Lorsqu’il était étudiant, Murray a travaillé à la bibliothèque du CMC. Lors de mes études à la faculté de musique de l’Université de Toronto, je me suis joint aux milliers de personnes qui ont effectué le voyage tôt le matin dans l’obscurité jusqu’à Heart Lake, juste au nord de Toronto, pour la première de son opéra Princess of the Stars, présenté par New Music Concerts. Je ne savais pas que j’assistais au prologue de son immense travail sur Patria, qui allait devenir l’une des plus grandes compositions d’un compositeur canadien, donnant lieu à 12 œuvres qui lui prirent 40 ans à achever. The Princess of the Stars commence une heure avant l’aube et présente des canoéistes qui promènent en pagayant les artistes autour du lac dans un ballet de canoë élaboré. Étant un canoéiste passionné, j’étais très intéressé par cette nouvelle approche et d’ailleurs, plusieurs de mes amis faisaient partie des pagayeurs.

Un peu plus tard au cours de ma carrière, alors que j’étais directeur général du Ottawa Chamberfest, nous avons accueilli une performance du St. Lawrence String Quartet, grand défenseur des œuvres de Murray. Ils ont interprété son troisième quatuor à cordes, qui était aussi choquant que fantastique.
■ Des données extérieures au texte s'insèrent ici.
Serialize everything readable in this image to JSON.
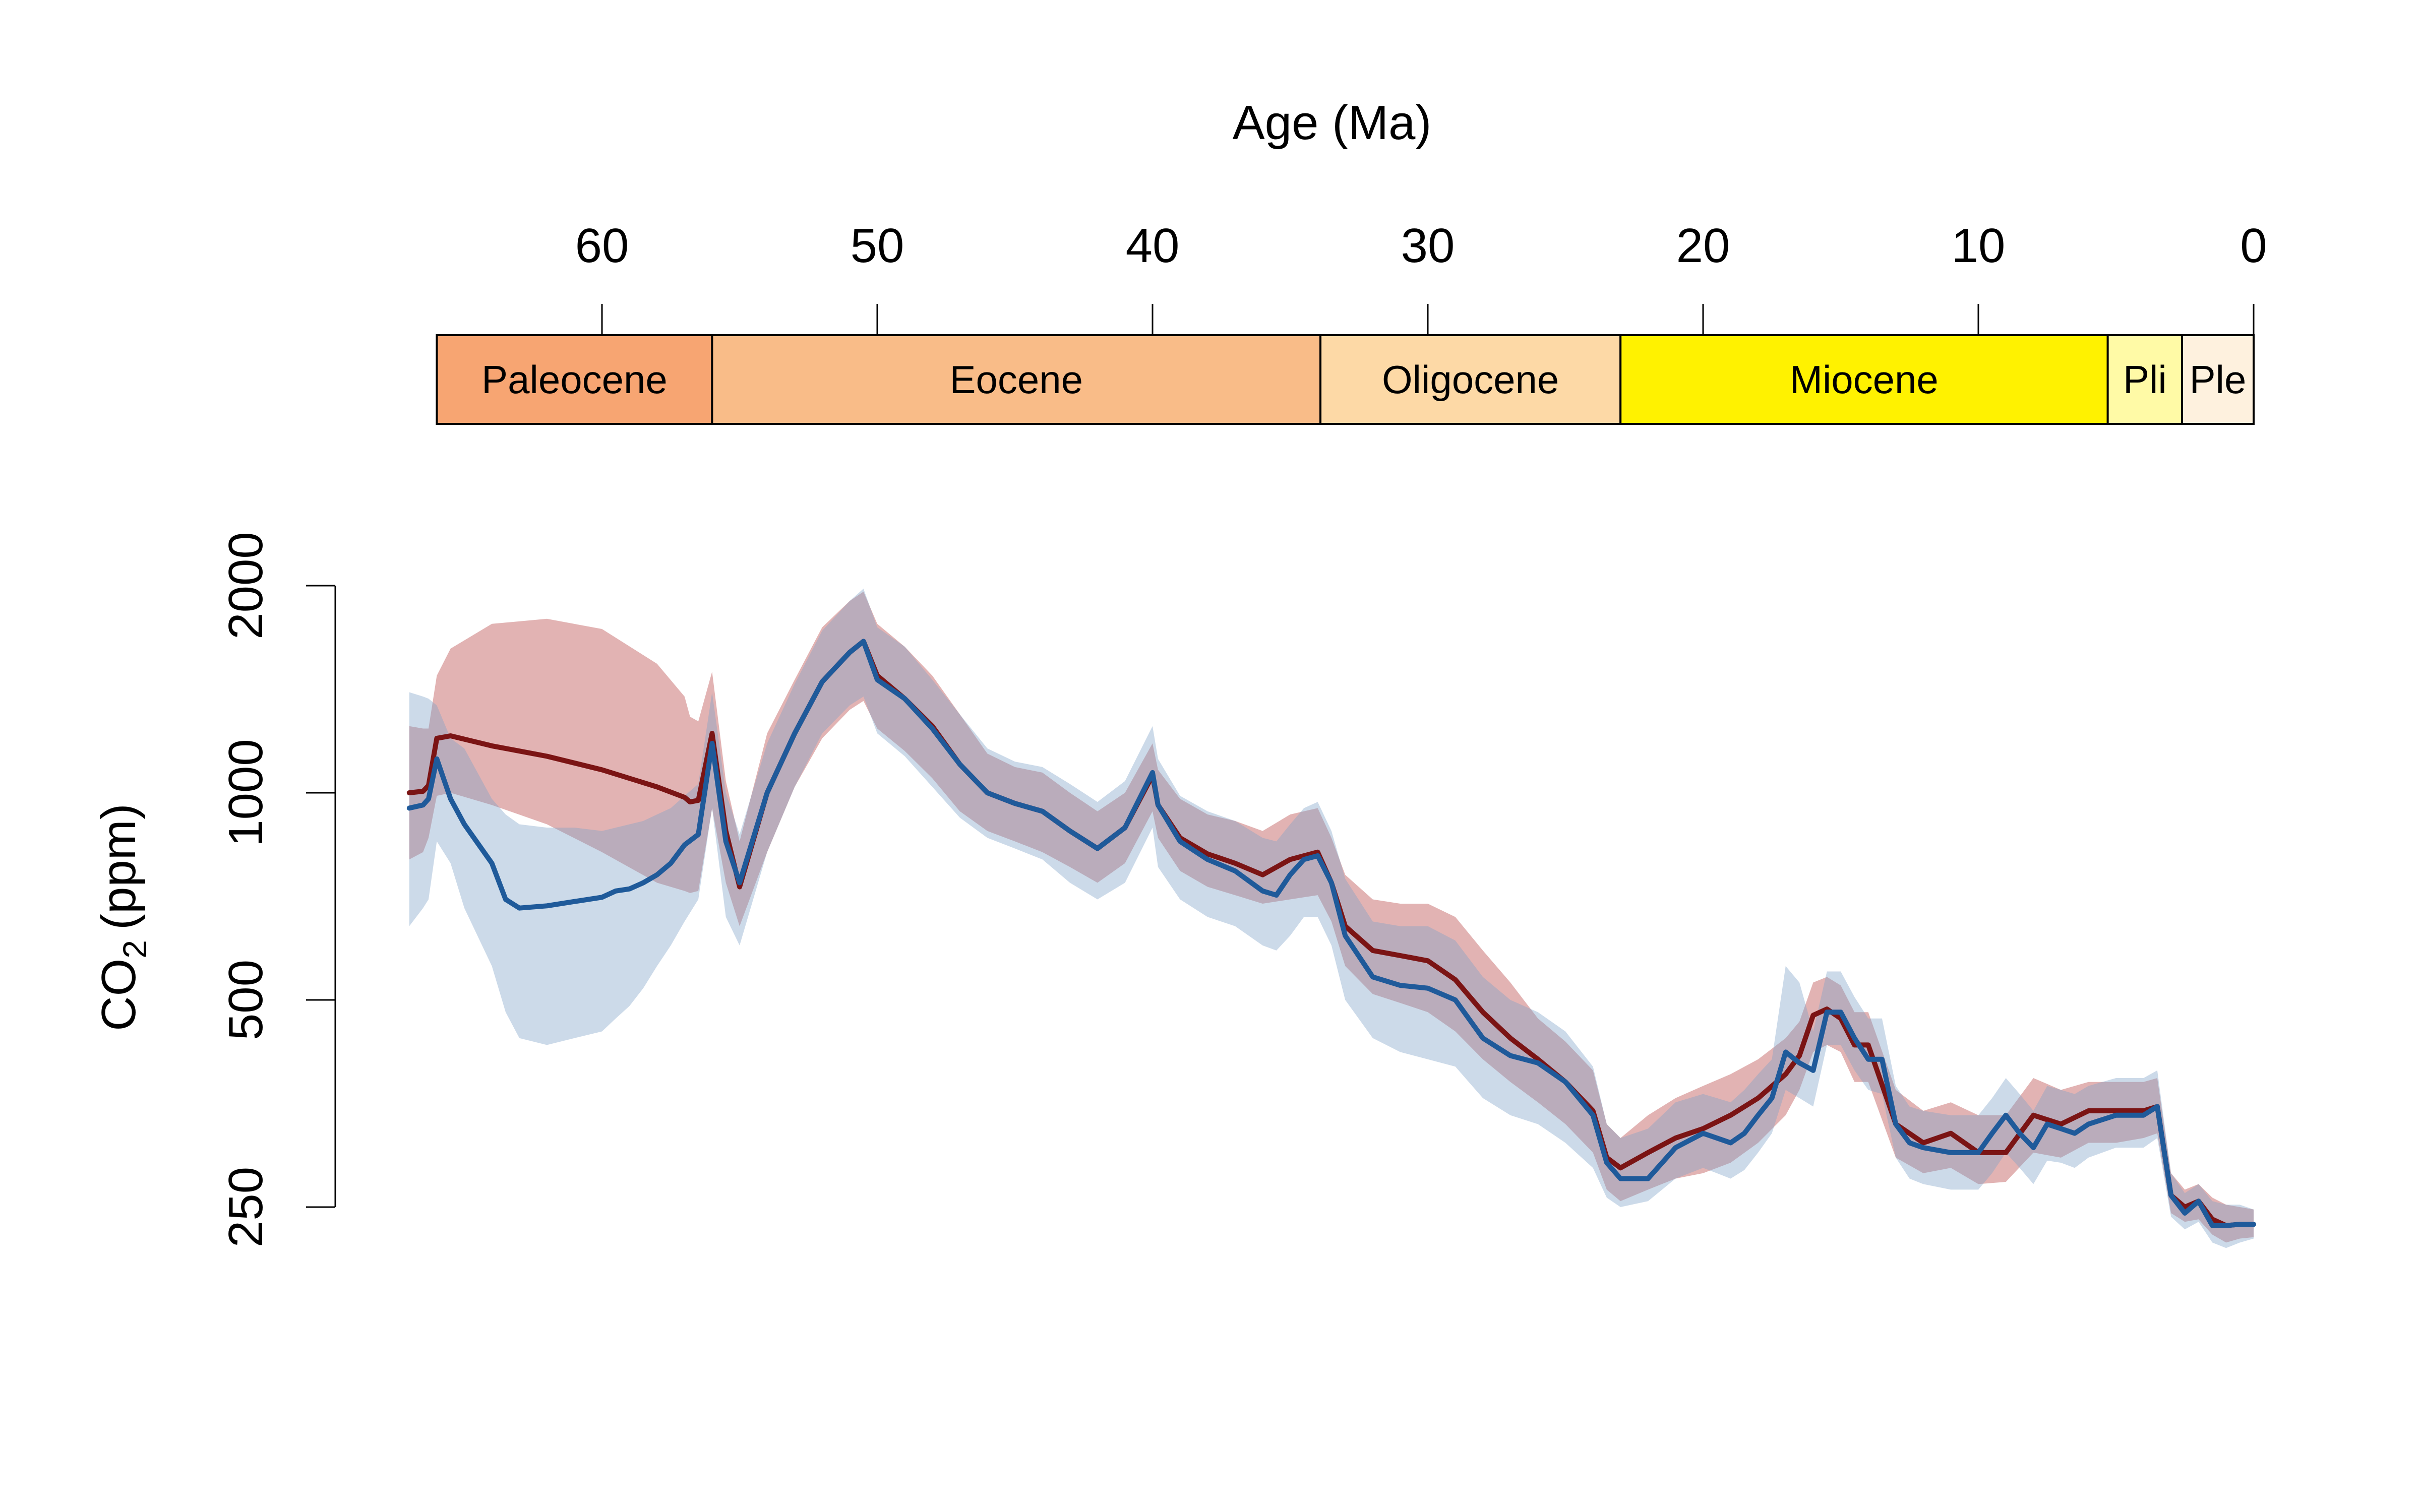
{
  "chart_data": {
    "type": "line",
    "xlabel": "Age (Ma)",
    "ylabel": "CO",
    "ylabel_sub": "2",
    "ylabel_unit": "(ppm)",
    "x_axis": {
      "range": [
        67,
        0
      ],
      "ticks": [
        60,
        50,
        40,
        30,
        20,
        10,
        0
      ],
      "tick_labels": [
        "60",
        "50",
        "40",
        "30",
        "20",
        "10",
        "0"
      ],
      "position": "top"
    },
    "y_axis": {
      "scale": "log",
      "range": [
        250,
        2000
      ],
      "ticks": [
        250,
        500,
        1000,
        2000
      ],
      "tick_labels": [
        "250",
        "500",
        "1000",
        "2000"
      ]
    },
    "epochs": [
      {
        "name": "Paleocene",
        "start": 66,
        "end": 56,
        "color": "#F7A572"
      },
      {
        "name": "Eocene",
        "start": 56,
        "end": 33.9,
        "color": "#F9BC88"
      },
      {
        "name": "Oligocene",
        "start": 33.9,
        "end": 23,
        "color": "#FDD9A6"
      },
      {
        "name": "Miocene",
        "start": 23,
        "end": 5.3,
        "color": "#FFF200"
      },
      {
        "name": "Pli",
        "start": 5.3,
        "end": 2.6,
        "color": "#FFFAA6"
      },
      {
        "name": "Ple",
        "start": 2.6,
        "end": 0,
        "color": "#FEF1DE"
      }
    ],
    "series": [
      {
        "color": "#7B1414",
        "band_color": "#B64242",
        "x": [
          67,
          66.5,
          66.3,
          66,
          65.5,
          64,
          62,
          60,
          58,
          57,
          56.8,
          56.5,
          56,
          55.5,
          55,
          54,
          53,
          52,
          51,
          50.5,
          50,
          49,
          48,
          47,
          46,
          45,
          44,
          43,
          42,
          41,
          40,
          39.8,
          39,
          38,
          37,
          36,
          35,
          34,
          33.5,
          33,
          32,
          31,
          30,
          29,
          28,
          27,
          26,
          25,
          24,
          23.5,
          23,
          22,
          21,
          20,
          19,
          18,
          17,
          16.5,
          16,
          15.5,
          15,
          14.5,
          14,
          13,
          12,
          11,
          10,
          9,
          8,
          7,
          6,
          5,
          4,
          3.5,
          3,
          2.5,
          2,
          1.5,
          1,
          0.5,
          0
        ],
        "y": [
          1000,
          1005,
          1025,
          1200,
          1210,
          1170,
          1130,
          1080,
          1020,
          985,
          970,
          975,
          1220,
          880,
          730,
          1000,
          1220,
          1450,
          1600,
          1660,
          1480,
          1370,
          1250,
          1100,
          1000,
          965,
          940,
          880,
          830,
          890,
          1060,
          960,
          860,
          815,
          790,
          760,
          800,
          820,
          740,
          640,
          590,
          580,
          570,
          535,
          480,
          440,
          410,
          380,
          345,
          295,
          285,
          300,
          315,
          325,
          340,
          360,
          390,
          415,
          475,
          485,
          470,
          430,
          430,
          330,
          310,
          320,
          300,
          300,
          340,
          330,
          345,
          345,
          345,
          350,
          260,
          250,
          255,
          240,
          235,
          236,
          236
        ],
        "lo": [
          800,
          820,
          860,
          990,
          1000,
          960,
          900,
          820,
          740,
          720,
          715,
          720,
          950,
          740,
          640,
          820,
          1020,
          1200,
          1320,
          1360,
          1240,
          1150,
          1050,
          940,
          880,
          850,
          820,
          780,
          740,
          790,
          940,
          860,
          770,
          730,
          710,
          690,
          700,
          710,
          650,
          560,
          510,
          495,
          480,
          450,
          410,
          380,
          355,
          330,
          300,
          265,
          255,
          265,
          275,
          280,
          290,
          310,
          340,
          370,
          420,
          430,
          420,
          380,
          380,
          295,
          280,
          285,
          270,
          272,
          300,
          295,
          310,
          310,
          315,
          320,
          245,
          238,
          240,
          228,
          222,
          225,
          226
        ],
        "hi": [
          1250,
          1240,
          1240,
          1480,
          1620,
          1760,
          1790,
          1730,
          1540,
          1380,
          1290,
          1270,
          1500,
          1040,
          850,
          1220,
          1460,
          1740,
          1900,
          1960,
          1760,
          1630,
          1480,
          1300,
          1140,
          1090,
          1070,
          1000,
          940,
          1000,
          1180,
          1080,
          980,
          930,
          910,
          880,
          930,
          950,
          860,
          760,
          700,
          690,
          690,
          660,
          590,
          530,
          470,
          435,
          395,
          330,
          315,
          340,
          360,
          375,
          390,
          410,
          440,
          465,
          530,
          540,
          525,
          480,
          480,
          370,
          345,
          355,
          340,
          340,
          385,
          370,
          380,
          380,
          380,
          385,
          280,
          265,
          270,
          258,
          252,
          250,
          248
        ]
      },
      {
        "color": "#1F5A9A",
        "band_color": "#7FA3C7",
        "x": [
          67,
          66.5,
          66.3,
          66,
          65.5,
          65,
          64,
          63.5,
          63,
          62,
          61,
          60,
          59.5,
          59,
          58.5,
          58,
          57.5,
          57,
          56.5,
          56,
          55.5,
          55,
          54,
          53,
          52,
          51,
          50.5,
          50,
          49,
          48,
          47,
          46,
          45,
          44,
          43,
          42,
          41,
          40,
          39.8,
          39,
          38,
          37,
          36,
          35.5,
          35,
          34.5,
          34,
          33.5,
          33,
          32,
          31,
          30,
          29,
          28,
          27,
          26,
          25,
          24,
          23.5,
          23,
          22,
          21,
          20,
          19.5,
          19,
          18.5,
          18,
          17.5,
          17,
          16.5,
          16,
          15.5,
          15,
          14.5,
          14,
          13.5,
          13,
          12.5,
          12,
          11,
          10,
          9.5,
          9,
          8.5,
          8,
          7.5,
          7,
          6.5,
          6,
          5,
          4,
          3.5,
          3,
          2.5,
          2,
          1.5,
          1,
          0.5,
          0
        ],
        "y": [
          950,
          960,
          980,
          1120,
          980,
          900,
          790,
          700,
          680,
          685,
          695,
          705,
          720,
          725,
          740,
          760,
          790,
          840,
          870,
          1180,
          850,
          740,
          1000,
          1220,
          1450,
          1600,
          1660,
          1460,
          1370,
          1240,
          1100,
          1000,
          965,
          940,
          880,
          830,
          890,
          1070,
          960,
          850,
          800,
          770,
          720,
          710,
          760,
          800,
          810,
          740,
          620,
          540,
          525,
          520,
          500,
          440,
          415,
          405,
          380,
          340,
          290,
          275,
          275,
          305,
          320,
          315,
          310,
          320,
          340,
          360,
          420,
          405,
          395,
          480,
          480,
          440,
          410,
          410,
          330,
          310,
          305,
          300,
          300,
          320,
          340,
          320,
          305,
          330,
          325,
          320,
          330,
          340,
          340,
          350,
          260,
          245,
          255,
          235,
          235,
          236,
          236
        ],
        "lo": [
          640,
          680,
          700,
          850,
          790,
          680,
          560,
          480,
          440,
          430,
          440,
          450,
          470,
          490,
          520,
          560,
          600,
          650,
          700,
          950,
          660,
          600,
          820,
          1020,
          1220,
          1340,
          1380,
          1220,
          1130,
          1020,
          920,
          860,
          830,
          800,
          740,
          700,
          740,
          890,
          780,
          700,
          660,
          640,
          600,
          590,
          620,
          660,
          660,
          600,
          500,
          440,
          420,
          410,
          400,
          360,
          340,
          330,
          310,
          285,
          258,
          250,
          255,
          275,
          285,
          280,
          275,
          283,
          300,
          320,
          370,
          360,
          350,
          430,
          430,
          395,
          370,
          365,
          295,
          275,
          270,
          265,
          265,
          280,
          300,
          285,
          270,
          292,
          290,
          285,
          295,
          305,
          305,
          315,
          242,
          232,
          238,
          222,
          218,
          222,
          225
        ],
        "hi": [
          1400,
          1380,
          1370,
          1340,
          1200,
          1160,
          980,
          930,
          900,
          890,
          890,
          880,
          890,
          900,
          910,
          930,
          950,
          990,
          1030,
          1400,
          1000,
          870,
          1180,
          1440,
          1720,
          1900,
          1980,
          1740,
          1630,
          1460,
          1300,
          1160,
          1110,
          1090,
          1030,
          970,
          1040,
          1250,
          1120,
          990,
          940,
          910,
          860,
          850,
          900,
          950,
          970,
          880,
          750,
          650,
          640,
          640,
          610,
          540,
          500,
          480,
          450,
          400,
          330,
          315,
          325,
          355,
          365,
          360,
          355,
          370,
          390,
          410,
          560,
          530,
          450,
          550,
          550,
          505,
          470,
          470,
          375,
          350,
          345,
          340,
          340,
          360,
          385,
          365,
          345,
          375,
          370,
          365,
          375,
          385,
          385,
          395,
          280,
          262,
          270,
          255,
          252,
          252,
          248
        ]
      }
    ]
  }
}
Murray était présent et, la veille, il avait emmené des clients faire une visite à pied de la ville au cours de laquelle il leur avait appris à écouter les sons qui l’inspiraient et l’intriguaient, et qui formaient la base d’une grande partie de son travail.

Lorsque je suis devenu directeur général du CMC en 2014, j’ai eu le privilège d’apprendre à connaître Murray et sa partenaire Eleanor. Nous nous sommes rencontrés à plusieurs reprises et j’ai eu le plaisir absolu de leur rendre visite dans leur ferme bien-aimée, juste à l’est de Toronto. Ces visites m’ont permis de voir les opérations d’Arcana Publishing, consacrée exclusivement aux œuvres de Murray, et de ressentir l’esprit et la beauté de cet environnement.

Un temps fort de mon expérience au CMC a été la performance 2015 d’Apocalypsis, présentée par Luminato au Sony Centre de Toronto. 1 000 artistes ont été impliqués. Ce fut tout simplement spectaculaire. Murray était là et a reçu une énorme ovation lorsqu’il est monté sur scène à la fin. Je me considère chanceux d’avoir été présent parce que ce ne fut que la deuxième représentation de l’œuvre, et la probabilité de la voir montée à nouveau est vraiment mince. Une fois les représentations terminées, j’ai été ravi lorsque Caroline Hollway, directrice de production pour Luminato m’a appelé pour me demander si nous aimerions avoir tous leurs fichiers de production dans nos archives. J’ai tout de suite répondu oui. Donc, si jamais une personne cherche à monter de nouveau cette oeuvre, ces fichiers pourront constituer une ressource utile.

Cela a été un grand privilège pour moi d’avoir connu Murray. Je présente mes plus sincères condoléances à Eleanor.

Glenn Hodgins, Président et chef de la direction, CMC Canada

 

De gauche à droite : le compositeur R. Murray Schafer, sa femme Eleanor et Olga Ranzenhofer du Quatuor Molinari. (crédit photo: Magalie Dagenais/2016)

 

En 1981, lorsque je suis arrivé au CMC, de nombreux « conseillers » bien intentionnés m’ont offert des conseils sur la manière de composer avec les compositrices et compositeurs agréés. En ce qui concerne Murray Schafer, le premier conseil que j’ai reçu a été qu’en général, il était difficile!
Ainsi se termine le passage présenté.